1742-08-07, de Frederick II, king of Prussia à Voltaire [François Marie Arouet].

Mon cher Voltaire, vous me dites poétiquement de si belles choses, que, si je m'en croyais, la tête me tournerait.
Je vous prie, trêve de héros, de héroïsme, et de tous ces grands mots qui ne sont plus bons, depuis la paix, qu'à remplir d'un galimatias pompeux quelques pages de romans, ou quelques hémistiches de tragédie:

Vos vers légers, mélodieux,
Par un élégant badinage
Amuseront et plairont mieux
Que par l'encens et par l'hommage,
Qui, vous soit dit, est un langage
Bon pour faire bâiller les dieux.

Ces traits brillants de votre imagination ne sont jamais plus charmants que sur le badinage, et il n'est pas donné à tout le monde de faire rire l'esprit; il faut bien de l'enjouement naturel pour le communiquer aux autres.

Ce n'est ni dieu ni le diable, mais bien un misérable commis du bureau de Bruxelles qui a ouvert et copié votre lettre; il l'a envoyée à Paris et toute part et je crois que le bon vieux Nestor n'est pas tout à fait blanc dans cette affaire.

Je vous prie, mon cher Voltaire, de restituer deux syllabes au village de Cotuschitz que vous lui avez si inhumainement ravie; et, puisqu'il vous faut des champs de bataille qui riment à quelque chose, j'ose vous faire remarquer que Cotuschitz rime assez bien à Mollwitz. Me voilà quitte pour la rime et pour la raison.

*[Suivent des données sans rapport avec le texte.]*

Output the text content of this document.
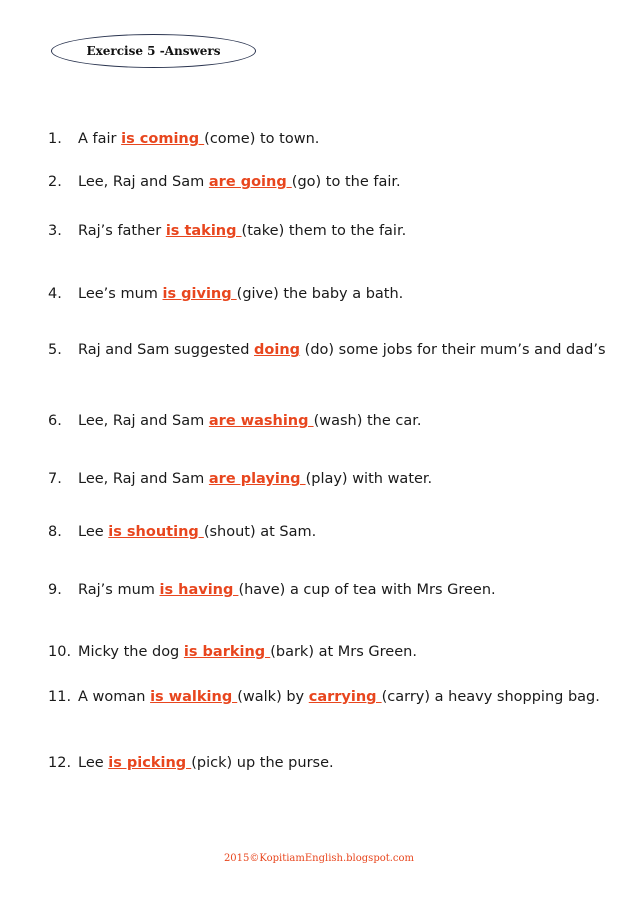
Exercise 5 -Answers
1.	A fair is coming (come) to town.
2.	Lee, Raj and Sam are going (go) to the fair.
3.	Raj’s father is taking (take) them to the fair.
4.	Lee’s mum is giving (give) the baby a bath.
5.	Raj and Sam suggested doing (do) some jobs for their mum’s and dad’s
6.	Lee, Raj and Sam are washing (wash) the car.
7.	Lee, Raj and Sam are playing (play) with water.
8.	Lee is shouting (shout) at Sam.
9.	Raj’s mum is having (have) a cup of tea with Mrs Green.
10. Micky the dog is barking (bark) at Mrs Green.
11. A woman is walking (walk) by carrying (carry) a heavy shopping bag.
12. Lee is picking (pick) up the purse.
2015©KopitiamEnglish.blogspot.com
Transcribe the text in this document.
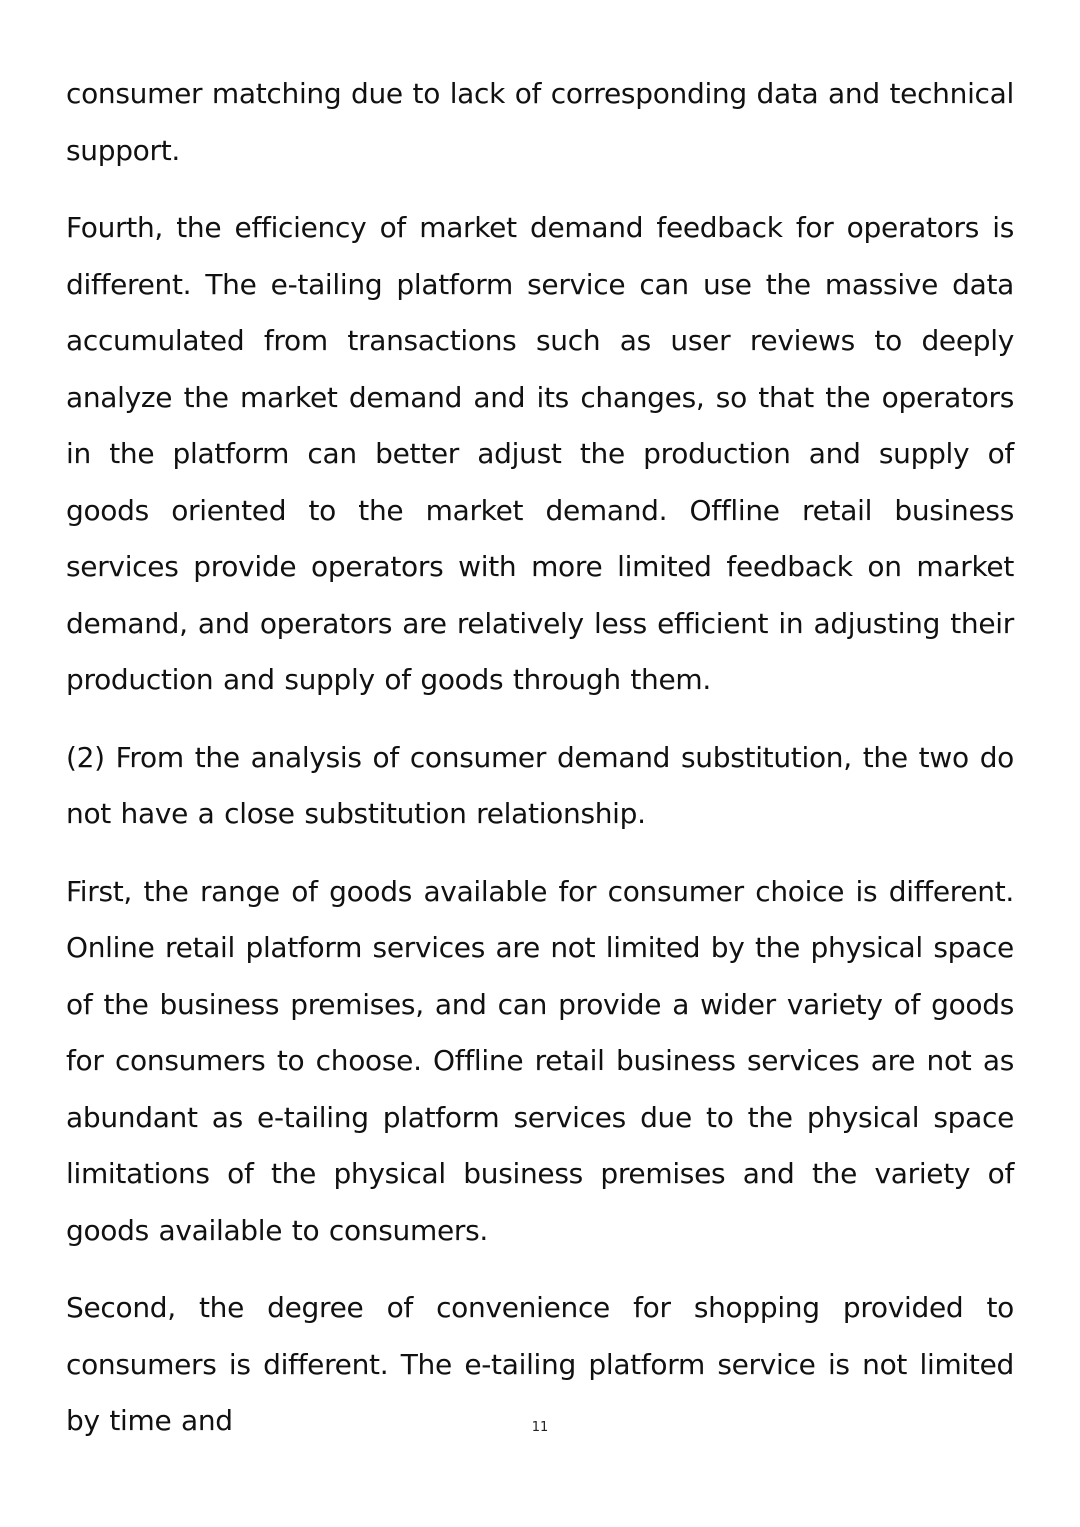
consumer matching due to lack of corresponding data and technical support.

Fourth, the efficiency of market demand feedback for operators is different. The e-tailing platform service can use the massive data accumulated from transactions such as user reviews to deeply analyze the market demand and its changes, so that the operators in the platform can better adjust the production and supply of goods oriented to the market demand. Offline retail business services provide operators with more limited feedback on market demand, and operators are relatively less efficient in adjusting their production and supply of goods through them.

(2) From the analysis of consumer demand substitution, the two do not have a close substitution relationship.

First, the range of goods available for consumer choice is different. Online retail platform services are not limited by the physical space of the business premises, and can provide a wider variety of goods for consumers to choose. Offline retail business services are not as abundant as e-tailing platform services due to the physical space limitations of the physical business premises and the variety of goods available to consumers.

Second, the degree of convenience for shopping provided to consumers is different. The e-tailing platform service is not limited by time and	11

Vous vous formalisez de ce que je vous crois de la passion pour la marquise du Châtelet et je pensais mériter des remerciements de votre part, de ce que je présumais si bien de vous. La marquise est belle, aimable; vous êtes sensible, elle a un cœur; vous avez des sentiments, elle n'est pas de pierre, vous n'êtes point eunuque; vous habitez ensemble depuis dix années. Est il possible, sans insulter votre virilité, de se mettre en tête que vous avez parlé pendant tout ce temps là de philosophie à la plus aimable femme de France? Ne vous en déplaise, mon cher ami, vous auriez joué un bien pauvre personnage et je n'imaginais pas que le temple de la vertu, dans lequel vous habitez, fût l'exil de celui des plaisirs.

Qu'il en soit ce qu'il voudra, vous m'avez promis de me sacrifier quelques uns de vos jours; ce qui me suffit. Plus je croirai que cette absence de la marquise vous coûte d'efforts, et plus je vous en aurai de reconnaissance. Ainsi ne vous donnez pas la peine de me détromper.

J'entends déjà cent belles choses,
Toutes nouvellement écloses,
Et des bons mots sur tous sujets.
Juvénal lancera vos traits,
L'aimable Anacréon vous ceindra de ses roses,
Horace fera vos portraits,
Le bon, le simple La Fontaine
Vous fera tout légèrement
Quelque conte badin, sans peine,
Que nous écouterons voluptueusement.
A ceci le raisonnement
Mêlera ses préceptes graves,
En mettant des justes entraves
A notre feu trop pétillant.
Pour soutenir notre enjouement
Et tout l'essor de la saillie,
Le vin d'Aï, nectar charmant,
Pourra vous servir d'ambroisie;
Et dans cette bachique orgie,
L'on fuira tout également
L'assoupissante léthargie
Et le fougueux emportement.

Adieu, cher Voltaire, soyez juste envers vos amis, et souvenez vous qu'il n'y a qu'à Florence où l'amitié le dispute à l'amour. Sacrifiez aux autels de madame du Châtelet; mais, dans ce commerce des dieux, n'oubliez pas les hommes, qui vous estiment, et donnez leur quelques uns de vos moments.